10 pm Stem Cell Transplant Blog: +Day 19, Replacing your Leukemia With Stem Cells 1 cell at a time!

This is not a political blog nor was it ever intended to be. But I am going to make a short one here as a result of what I heard just before I began to write tonight.

I don’t ever want to hear anyone of us objecting to taking refugees from the middle east. Why? Because no matter who we were bombing or blowing up or for what reason, we created many of them (probably most of them). My experience tells me that most refugees are apolitical and are just trying to get by!

I’m tired of seeing the victims victimized and blamed for their own victimization as has so often been the case. If we can afford the cost of dispossessing them of all they have, then we should be able to help them afford to put a roof over their heads and food in their stomach.

It was a miserable day today for me. Fought with my doctor over what I said and he said. No future in that!

It’s interesting. My leukemia was diagnosed almost a year to the day from today. This is my leukemia birthday! My life expectancy at that time was 2 to 8 months. Fortunately, for me, that fact was misrepresented to me (probably in error) and I was told that, Leukemia All is one of the simplest childhood leukemias to manage. It is in children. In adults, it’s just the opposite. You’re fortunate to survive it even for a few months.

The treatment for it, with multiple chemotherapies, is very unpleasant. And, because it can kill you so quickly, the pace at which you have to get treatments never slackens. The drumbeat of the pain is incessant and you find yourself struggling to keep up with them or even justifying the reason that you want to keep on doing them!

For reasons that I don’t entirely understand, I’ve always (or almost always) thought that I was going to survive this leukemia.

However, there was that day when I was told that my bone marrow biopsy showed that 70% of all my bone marrow was producing leukemia blasts and that the cancer had crossed the blood barrier into the brain. Both of those statements got my attention!

More tomorrow!

Friday

Life is an exhilarating experience but we become so used to it that it appears to be mundane. Life is exactly as it was intended to be: A very difficult journey of discovery from start to finish with unending opposition and constant work right up to the end.

We forget what a great blessing it is and what a wonderful experience. Crises such as my leukemia make that point abundantly clear. Every day in our life is such a blessing but also a challenge of almost equal dimensions. Life is a struggle from beginning to end. It was meant to be this way. Our resentments, our fears and our wounded-ness come from the fact that we forget this or never knew it to be true in the first place.
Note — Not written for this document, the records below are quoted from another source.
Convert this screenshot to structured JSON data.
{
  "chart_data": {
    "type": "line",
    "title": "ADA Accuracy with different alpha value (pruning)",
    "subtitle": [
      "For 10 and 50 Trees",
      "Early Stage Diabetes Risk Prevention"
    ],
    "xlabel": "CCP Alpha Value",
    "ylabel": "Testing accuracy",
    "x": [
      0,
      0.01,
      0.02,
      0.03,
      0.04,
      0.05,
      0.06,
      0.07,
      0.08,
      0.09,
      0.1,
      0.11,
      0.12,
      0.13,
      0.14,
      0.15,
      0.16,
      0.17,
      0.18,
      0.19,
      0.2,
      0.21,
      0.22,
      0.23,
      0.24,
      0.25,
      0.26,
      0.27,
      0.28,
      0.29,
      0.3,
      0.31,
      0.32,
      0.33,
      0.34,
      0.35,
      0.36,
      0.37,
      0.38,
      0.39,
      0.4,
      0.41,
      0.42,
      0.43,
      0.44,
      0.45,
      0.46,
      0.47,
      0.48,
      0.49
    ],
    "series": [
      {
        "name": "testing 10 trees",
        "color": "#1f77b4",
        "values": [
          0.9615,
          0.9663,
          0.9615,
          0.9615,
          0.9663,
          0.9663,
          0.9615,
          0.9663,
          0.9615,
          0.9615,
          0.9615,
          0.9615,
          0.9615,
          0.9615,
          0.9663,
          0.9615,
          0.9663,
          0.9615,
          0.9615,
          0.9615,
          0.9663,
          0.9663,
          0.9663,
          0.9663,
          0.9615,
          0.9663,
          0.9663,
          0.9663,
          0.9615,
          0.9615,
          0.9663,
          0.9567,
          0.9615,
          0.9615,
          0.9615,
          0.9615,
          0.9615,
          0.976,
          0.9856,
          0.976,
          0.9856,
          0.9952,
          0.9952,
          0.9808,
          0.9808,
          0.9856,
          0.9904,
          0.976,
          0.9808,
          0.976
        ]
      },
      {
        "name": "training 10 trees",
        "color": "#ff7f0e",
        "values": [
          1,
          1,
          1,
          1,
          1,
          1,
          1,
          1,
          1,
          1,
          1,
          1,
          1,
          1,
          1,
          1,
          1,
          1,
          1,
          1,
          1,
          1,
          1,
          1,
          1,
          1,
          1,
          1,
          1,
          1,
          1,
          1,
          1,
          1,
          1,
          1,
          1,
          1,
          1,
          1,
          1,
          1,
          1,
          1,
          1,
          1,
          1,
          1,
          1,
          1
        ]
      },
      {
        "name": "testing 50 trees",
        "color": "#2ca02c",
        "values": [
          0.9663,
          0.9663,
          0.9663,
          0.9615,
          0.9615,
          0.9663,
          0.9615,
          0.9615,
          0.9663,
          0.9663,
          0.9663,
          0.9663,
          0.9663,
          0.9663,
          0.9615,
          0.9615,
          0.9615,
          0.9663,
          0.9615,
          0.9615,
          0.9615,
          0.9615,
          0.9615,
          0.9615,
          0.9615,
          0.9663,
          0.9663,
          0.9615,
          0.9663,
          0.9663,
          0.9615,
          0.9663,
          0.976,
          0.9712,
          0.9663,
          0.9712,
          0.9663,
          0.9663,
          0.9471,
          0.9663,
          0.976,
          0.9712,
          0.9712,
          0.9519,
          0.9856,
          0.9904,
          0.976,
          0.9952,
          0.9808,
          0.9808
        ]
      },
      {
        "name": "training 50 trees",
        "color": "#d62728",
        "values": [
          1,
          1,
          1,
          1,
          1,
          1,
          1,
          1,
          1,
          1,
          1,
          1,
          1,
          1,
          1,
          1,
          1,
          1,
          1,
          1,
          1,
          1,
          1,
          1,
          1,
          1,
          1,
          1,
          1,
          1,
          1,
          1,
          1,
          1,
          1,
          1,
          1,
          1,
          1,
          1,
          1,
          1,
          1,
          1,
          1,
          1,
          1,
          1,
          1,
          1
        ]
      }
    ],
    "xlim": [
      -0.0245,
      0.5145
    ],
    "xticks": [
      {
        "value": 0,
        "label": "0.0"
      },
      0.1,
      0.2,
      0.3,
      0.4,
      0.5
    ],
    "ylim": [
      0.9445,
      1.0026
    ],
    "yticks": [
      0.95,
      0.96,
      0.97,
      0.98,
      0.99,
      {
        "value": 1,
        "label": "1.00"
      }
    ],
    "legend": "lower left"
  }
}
Our Father in Heaven is always waiting to help us. Unfortunately, that is an understanding had by remarkably few people. Satan has been extremely effective in obscuring this fact and other essential truths as well. And the world groans under the weight of darkness and sin because of the deceiver’s influence.

People are so worthwhile yet we often fail to see it because of their faults or ours. That is very tragic. We have to do better than that. The only way to do that is to develop an ever increasing humility which means a recognition that we are not in-charge of our lives. There are things which we are in-charge of in this life and others which we are not. We have a great deal of difficulty in distinguishing which is which. That creates many of our problems.

The Pain

THE PAIN

Pain,
Returns again,
Distills my thoughts,
Gives sight to my grief,
And purpose to my guilt
Requires me to exercise faith,
I’ll find relief again.

Pain overwhelms my senses,
Tracing the outlines of my consciousness
With a dull rusted blade,
Touching the conscience of my soul,

It’s a vision
Reminding me of who I am,
And what I’m meant to be!
Both vision and distraction follow me!